A friend had tile surrounding their fireplace and the adhesive failed on a few of the tiles. I suspected it may have been related to the heat generated by having a fire in the fireplace. Is the adhesive you are using going to get gummy/loose when heated? Just a thought. You might try heating up the adhesive on the back of the mantel and just see if it gets tacky again, indicating it could fail due to the heat.


----------



## tomsteve (Jan 23, 2015)

construction adhesive is to be used in conjunction with mechanical fasteners.
locate where you can mount it with scews, drill 3/8" counter sinks, then use a plug cutter and cut some plugs from face grain of another piece of juniper and plug em.
i do this often and when the plugs are cut correctly they are almost invisible.
you should only need about 4 screws to hold that in place.


----------



## pintodeluxe (Sep 12, 2010)

FYI the holes could be symmetrical from left to right because they are sheetrock anchors. No studs needed.


----------



## dhazelton (Feb 11, 2012)

You must have used two different adhesives because one bead hung tight to the wood and one bead hung tight to the wall - unless your beads weren't fat enough to contact both surfaces. Plus heat from the gas stove doesn't help. I would use mechanical fasteners. If that's just a piece of one by I'd get long finish nails and use a nail set to hide the head. Plus it's an excuse to buy a new stud finder.
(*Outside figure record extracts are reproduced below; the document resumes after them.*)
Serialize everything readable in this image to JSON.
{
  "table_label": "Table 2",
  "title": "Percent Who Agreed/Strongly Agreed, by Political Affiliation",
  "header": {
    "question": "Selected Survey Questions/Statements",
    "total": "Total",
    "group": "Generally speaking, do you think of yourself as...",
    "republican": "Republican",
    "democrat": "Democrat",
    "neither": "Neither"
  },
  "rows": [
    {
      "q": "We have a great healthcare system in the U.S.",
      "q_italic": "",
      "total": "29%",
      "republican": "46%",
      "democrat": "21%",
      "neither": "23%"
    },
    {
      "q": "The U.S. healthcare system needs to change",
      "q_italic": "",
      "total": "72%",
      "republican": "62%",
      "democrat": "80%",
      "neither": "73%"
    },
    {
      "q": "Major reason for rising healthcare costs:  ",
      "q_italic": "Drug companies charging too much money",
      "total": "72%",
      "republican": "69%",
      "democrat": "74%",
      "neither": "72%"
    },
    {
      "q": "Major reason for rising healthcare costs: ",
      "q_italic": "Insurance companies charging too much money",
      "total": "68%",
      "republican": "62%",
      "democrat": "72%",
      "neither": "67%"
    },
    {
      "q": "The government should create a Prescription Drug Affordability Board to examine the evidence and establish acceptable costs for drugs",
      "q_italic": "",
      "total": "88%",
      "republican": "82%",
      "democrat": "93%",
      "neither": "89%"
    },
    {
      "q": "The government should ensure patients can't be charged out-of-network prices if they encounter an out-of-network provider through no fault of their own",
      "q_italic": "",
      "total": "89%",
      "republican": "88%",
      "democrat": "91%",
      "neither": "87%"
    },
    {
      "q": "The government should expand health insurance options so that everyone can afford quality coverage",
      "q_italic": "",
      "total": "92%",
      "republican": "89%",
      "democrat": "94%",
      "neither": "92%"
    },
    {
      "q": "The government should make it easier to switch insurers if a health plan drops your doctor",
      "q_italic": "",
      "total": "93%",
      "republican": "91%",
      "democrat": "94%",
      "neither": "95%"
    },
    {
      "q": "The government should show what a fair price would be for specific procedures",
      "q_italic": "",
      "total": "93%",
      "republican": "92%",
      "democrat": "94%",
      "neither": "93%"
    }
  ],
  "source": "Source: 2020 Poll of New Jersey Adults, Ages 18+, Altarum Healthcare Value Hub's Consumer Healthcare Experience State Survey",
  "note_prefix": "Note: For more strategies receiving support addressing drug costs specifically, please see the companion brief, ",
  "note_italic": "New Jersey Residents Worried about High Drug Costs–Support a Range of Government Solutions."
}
Other option is P 0 screws with a trim head. You'll barely see them.


----------



## TheTurtleCarpenter (Jun 25, 2015)

Cut a rectangle of the Sheetrock out less about 2" length x width and put a piece of 1/2" ply in to glue and brad nail to.


----------



## Snipes (Apr 3, 2012)

finish nailer! just like the trim above it


----------



## Reaperwoodworks (Nov 4, 2015)

Screw a piece of 1/4" plywood to wall, glue your finish piece to that.


----------



## LiveEdge (Dec 18, 2013)

> You must have used two different adhesives because one bead hung tight to the wood and one bead hung tight to the wall - unless your beads weren t fat enough to contact both surfaces. Plus heat from the gas stove doesn t help. I would use mechanical fasteners. If that s just a piece of one by I d get long finish nails and use a nail set to hide the head. Plus it s an excuse to buy a new stud finder.
> 
> Other option is P 0 screws with a trim head. You ll barely see them.
> 
> - dhazelton


You are noticing the pattern on the wall and the one on the wood.  The wall pattern is the previous adhesive that belonged to the wood this one replaced.  I didn't use enough on my wood because you can see there were plenty of places it did not contact the wall. Nailing it down should help that.


----------